The home was added to the National Register of Historic Places on August 14, 1973. It was designated as a Chicago Landmark on June 12, 1974. The home of Dewes's brother, August, located next door; was designated a Chicago Landmark in 2005. A pair of Chicago Landmark plaques for each home can be found on a pedestal in front of the Francis J. Dewes house.

Past owners and residents include Chuck Renslow and Dom Orejudos, the latter of whom housed his art studio on the third floor. Chicago Mayor Richard J. Daley invited Chuck Renslow to a 1974 ceremony celebrating the building's landmark designation.

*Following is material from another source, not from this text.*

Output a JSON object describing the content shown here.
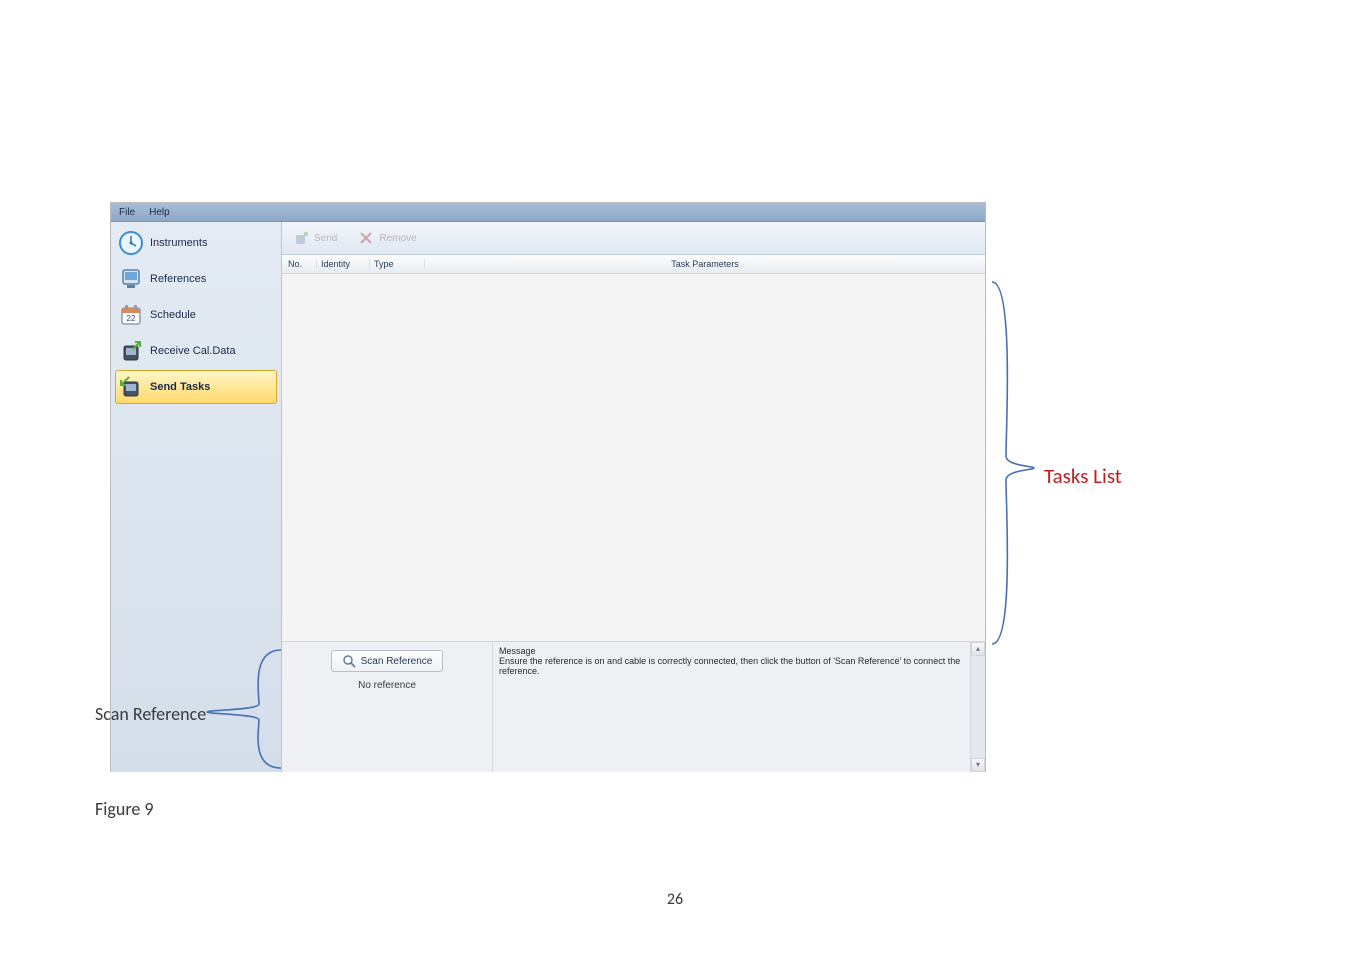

The mansion went for sale in 2011 with an asking price of $9.9 million. It never sold and is currently owned by a property management firm called Structure Management Midwest. In 2013, its owner, Fred Latsko, listed it for $12.5 million.

== Interior ==
The mansion is three story Baroque style with two caryatids supporting the balcony over the main entrance. There are many figures and ornamental groups carved in the Bedford stone exterior of the building. Ornamental iron, hand-wrought, forms the balconies, window trim, porches, and railings; all in lavish detail of the Baroque style. There is a mansard roof with hand wrought copper fence surround. The exterior of the building is considered to be the Louis XV style that later spread to all the capitals of Europe. The large stained glass window which extends from the main stairway landing of the building up to the second floor is the work of a famous Belgian artist with figures and flowers in a springtime motif. The artist was engaged to design a window to fit the opening and came to Chicago especially to work out the details and returned to Belgium to personally supervise the firing of the glass and making of the window. On the first floor of the elegant interior of this building one immediately notices upon entering the foyer the huge fireplace on the East wall with marble columns facing the magnificent staircase leading to the second floor; immediately ahead is the wishing well equipped with running water and statue. The floors are Italian Mosaic and marble arranged in panels with overlay of gilded ornamental plaster molding gracing the walls.